One of the main instruments in molecular biology is this method.Because the DNA backbone contains negatively charged phosphate groups, the DNA will migrate through the agarose gel towards the positive end of the current, which is the underlying idea behind how DNA fragments can be separated.Using an SDS-PAGE gel or a procedure known as 2D gel electrophoresis, proteins can also be sorted according to their size and electric charge.

Using a Bradford assay

The Bradford Assay is a molecular biology method that makes use of the special characteristics of a dye called Coomassie Brilliant Blue G-250 to quickly and accurately quantify protein molecules.

When Coomassie Blue binds to protein, it changes color noticeably from reddish-brown to vivid blue.Coomassie Blue emits a reddish-brown color and has a background wavelength of 465 nm in its unstable, cationic state. Coomassie Blue emits a vivid blue color and adjusts its background wavelength to 595 nm when it binds to protein in an acidic solution.It is advised to collect absorbance values between 5 and 20 minutes after the reaction starts because proteins in the test bind Coomassie blue in about 2 minutes, and the protein-dye combination is stable for roughly an hour.

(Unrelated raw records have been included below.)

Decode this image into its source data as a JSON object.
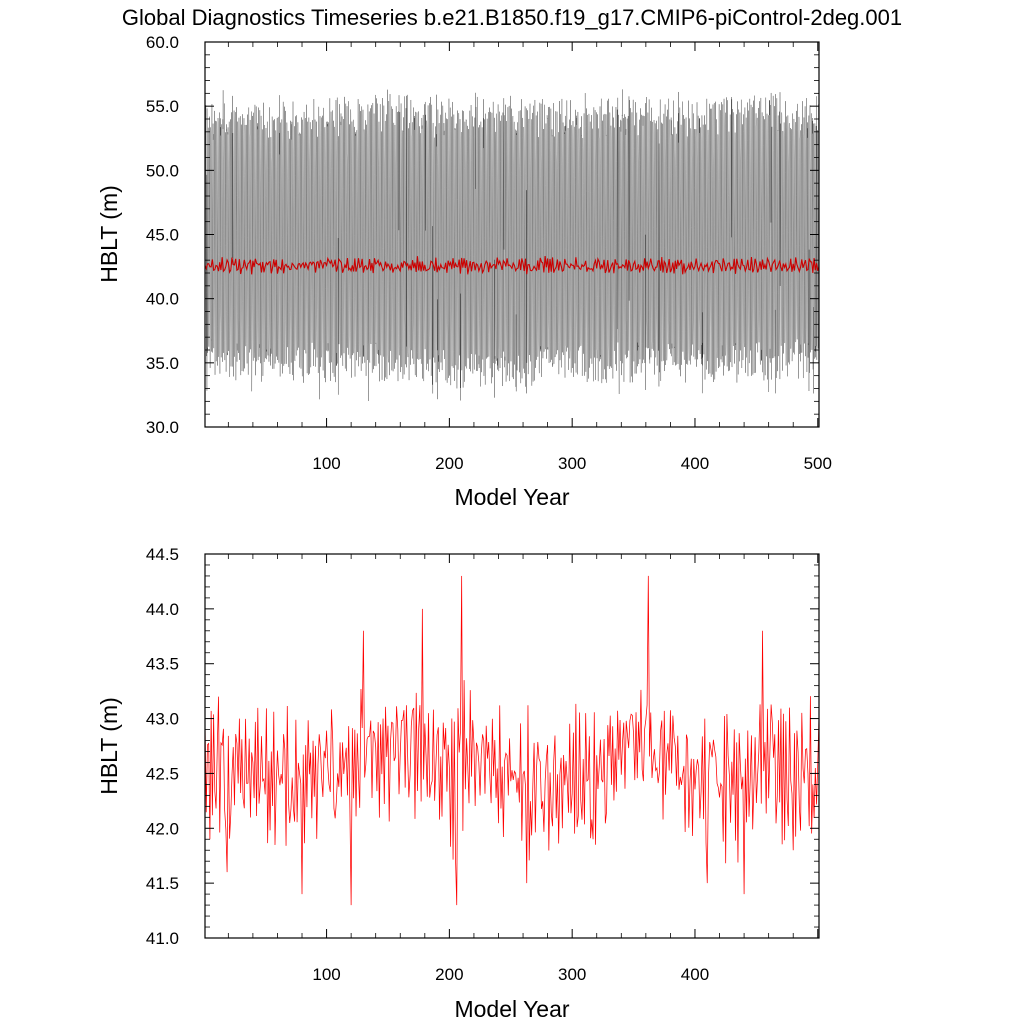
{
  "title": "Global Diagnostics Timeseries b.e21.B1850.f19_g17.CMIP6-piControl-2deg.001",
  "chart_data": [
    {
      "type": "line",
      "ylabel": "HBLT (m)",
      "xlabel": "Model Year",
      "xlim": [
        1,
        501
      ],
      "ylim": [
        30,
        60
      ],
      "yticks": [
        "30.0",
        "35.0",
        "40.0",
        "45.0",
        "50.0",
        "55.0",
        "60.0"
      ],
      "xticks": [
        "100",
        "200",
        "300",
        "400",
        "500"
      ],
      "grid": false,
      "series": [
        {
          "kind": "monthly-envelope",
          "color": "#000000",
          "x": [
            1,
            50,
            100,
            150,
            200,
            250,
            300,
            350,
            400,
            450,
            501
          ],
          "upper": [
            54.0,
            53.8,
            54.0,
            54.5,
            54.0,
            54.3,
            54.0,
            54.2,
            54.0,
            54.5,
            54.0
          ],
          "lower": [
            35.5,
            35.0,
            35.0,
            35.0,
            34.5,
            34.5,
            35.0,
            35.0,
            35.0,
            35.0,
            35.5
          ],
          "upper_extreme": 56.5,
          "lower_extreme": 32.0
        },
        {
          "kind": "annual-mean",
          "color": "#cc0000",
          "x": [
            1,
            50,
            100,
            150,
            200,
            250,
            300,
            350,
            400,
            450,
            501
          ],
          "values": [
            42.6,
            42.5,
            42.6,
            42.7,
            42.6,
            42.5,
            42.6,
            42.7,
            42.5,
            42.7,
            42.5
          ]
        }
      ]
    },
    {
      "type": "line",
      "ylabel": "HBLT (m)",
      "xlabel": "Model Year",
      "xlim": [
        1,
        501
      ],
      "ylim": [
        41.0,
        44.5
      ],
      "yticks": [
        "41.0",
        "41.5",
        "42.0",
        "42.5",
        "43.0",
        "43.5",
        "44.0",
        "44.5"
      ],
      "xticks": [
        "100",
        "200",
        "300",
        "400"
      ],
      "grid": false,
      "series": [
        {
          "kind": "annual-mean",
          "color": "#ff0000",
          "x": [
            1,
            5,
            12,
            19,
            29,
            40,
            55,
            80,
            102,
            117,
            120,
            130,
            146,
            178,
            206,
            210,
            228,
            263,
            292,
            317,
            362,
            381,
            410,
            440,
            455,
            480,
            500
          ],
          "values": [
            43.0,
            41.9,
            43.2,
            41.6,
            43.0,
            42.6,
            42.7,
            41.4,
            42.4,
            42.3,
            41.3,
            43.8,
            43.0,
            44.0,
            41.3,
            44.3,
            42.8,
            41.5,
            42.0,
            41.9,
            44.3,
            42.5,
            41.5,
            41.4,
            43.8,
            41.8,
            42.6
          ]
        }
      ]
    }
  ]
}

The Bradford test does not require a lot of equipment because the protein concentration can be determined using a visible light spectrophotometer.

Reference:

1. Alberts B, Johnson A, Lewis J, Morgan D, Raff M, Roberts K, Walter P (2014). Molecular Biology of the Cell, Sixth Edition. Garland Science. pp. 1–10. ISBN 978-1-317-56375-4.

2. Jump up to:a b Gannon F (February 2002). "Molecular biology--what's in a name?". EMBO Reports. 3 (2): 101. doi:10.1093/embo-reports/kvf039. PMC 1083977. PMID 11839687.

3. "Molecular biology - Latest research and news | Nature". www.nature.com. Retrieved 2021-11-07.

4. Jump up to:a b c d e S., Verma, P. (2004). Cell biology, genetics, molecular biology, evolution and ecology. S Chand and Company. ISBN 81-219-2442-1. OCLC 1045495545.